Deep Dive: Entity Extraction

How EdgeQuake Extracts Knowledge Entities from Documents

Entity extraction is the foundation of EdgeQuake’s Graph-RAG system. This document explains the algorithms, strategies, and design decisions behind entity extraction.

Overview

Entity extraction transforms unstructured text into structured knowledge graph nodes:

┌─────────────────────────────────────────────────────────────────┐
│                 ENTITY EXTRACTION PIPELINE                      │
├─────────────────────────────────────────────────────────────────┤
│                                                                 │
│  ┌────────────────────────────────────────────────────────┐     │
│  │ Input: Text Chunk (1200 tokens)                        │     │
│  │                                                        │     │
│  │ "Dr. Sarah Chen at MIT developed a novel approach      │     │
│  │  to neural network optimization using gradient         │     │
│  │  descent with adaptive learning rates..."              │     │
│  └────────────────────────────────────────────────────────┘     │
│                             │                                   │
│                             ▼                                   │
│  ┌────────────────────────────────────────────────────────┐     │
│  │ Entity Extractor (LLM-based)                           │     │
│  │                                                        │     │
│  │ • SOTAExtractor: Tuple-based parsing (production)      │     │
│  │ • LLMExtractor: JSON-based parsing (simple)            │     │
│  │ • GleaningExtractor: Multi-pass extraction             │     │
│  └────────────────────────────────────────────────────────┘     │
│                             │                                   │
│                             ▼                                   │
│  ┌────────────────────────────────────────────────────────┐     │
│  │ Output: ExtractionResult                               │     │
│  │                                                        │     │
│  │ entities:                                              │     │
│  │   - SARAH_CHEN (PERSON): "Researcher at MIT..."        │     │
│  │   - MIT (ORGANIZATION): "Academic institution..."      │     │
│  │   - NEURAL_NETWORK (CONCEPT): "Machine learning..."    │     │
│  │   - GRADIENT_DESCENT (METHOD): "Optimization..."       │     │
│  │                                                        │     │
│  │ relationships:                                         │     │
│  │   - SARAH_CHEN → works_at → MIT                        │     │
│  │   - SARAH_CHEN → developed → NEURAL_NETWORK            │     │
│  │   - NEURAL_NETWORK → uses → GRADIENT_DESCENT           │     │
│  └────────────────────────────────────────────────────────┘     │
│                                                                 │
└─────────────────────────────────────────────────────────────────┘

Why LLM-Based Extraction?

Traditional Named Entity Recognition (NER) systems use trained models with fixed entity types.
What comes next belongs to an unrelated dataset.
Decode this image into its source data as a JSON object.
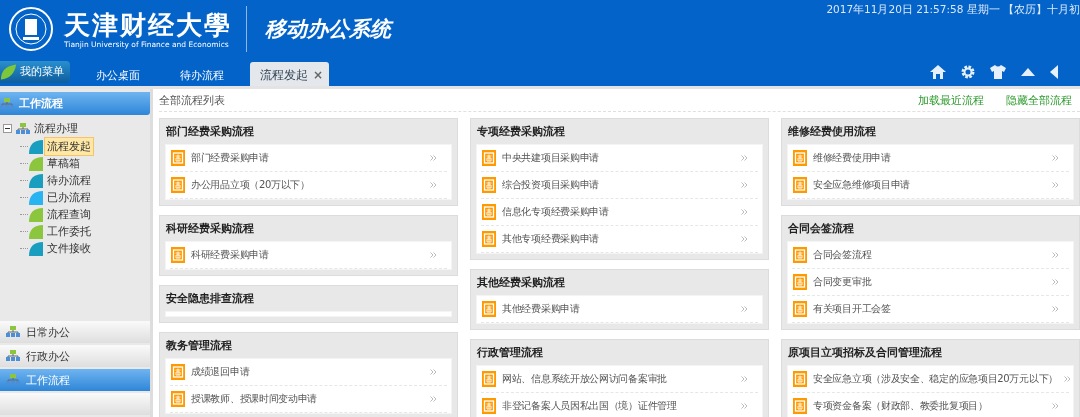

EdgeQuake uses LLMs for extraction because:

Traditional NER	LLM-Based Extraction
Fixed entity types (PERSON, ORG, LOC)	Configurable entity types
Requires training data	Zero-shot, no training
Labels only (no descriptions)	Rich semantic descriptions
Explicit mentions only	Infers implicit entities
Rule-based relationships	Semantic relationship inference

The Trade-Off

┌─────────────────────────────────────────────────────────────────┐
│                 EXTRACTION APPROACH COMPARISON                  │
├─────────────────────────────────────────────────────────────────┤
│                                                                 │
│  Traditional NER (SpaCy, BERT)        LLM Extraction (GPT-4o)   │
│  ─────────────────────────────        ───────────────────────   │
│  Speed: ~1000 docs/sec                Speed: ~10 docs/sec       │
│  Cost: Free (local)                   Cost: $0.001/doc          │
│  Quality: Fixed patterns              Quality: Semantic understanding
│  Recall: 60-80%                       Recall: 85-95%            │
│  Relationships: None                  Relationships: Inferred   │
│                                                                 │
│  USE WHEN:                            USE WHEN:                 │
│  • High volume, low budget            • Quality matters most    │
│  • Standard entity types              • Domain-specific entities│
│  • Speed is critical                  • Need relationships      │
│                                                                 │
└─────────────────────────────────────────────────────────────────┘

EdgeQuake chooses LLM extraction because knowledge graph quality is paramount for effective RAG.

Extraction Strategies

EdgeQuake provides three extraction strategies:

1. SOTAExtractor (Production)

The state-of-the-art extractor uses tuple-based output format from LightRAG research:

pub struct SOTAExtractor<L>
where
    L: LLMProvider + ?Sized,
{
    llm_provider: Arc<L>,
    entity_types: Vec<String>,
    prompts: EntityExtractionPrompts,
    parser: HybridExtractionParser,
    language: String,
}

Key Features:

Tuple-based output: (ENTITY_NAME|ENTITY_TYPE|DESCRIPTION)
More robust parsing than JSON
Adaptive max_tokens based on chunk complexity
Automatic retry with token increase on truncation

Example Output:

("SARAH_CHEN"|"PERSON"|"Research scientist at MIT specializing in neural networks")
("MIT"|"ORGANIZATION"|"Massachusetts Institute of Technology, leading research university")
("SARAH_CHEN"|"MIT"|"works_at"|"Dr. Chen is a researcher at MIT's AI Lab")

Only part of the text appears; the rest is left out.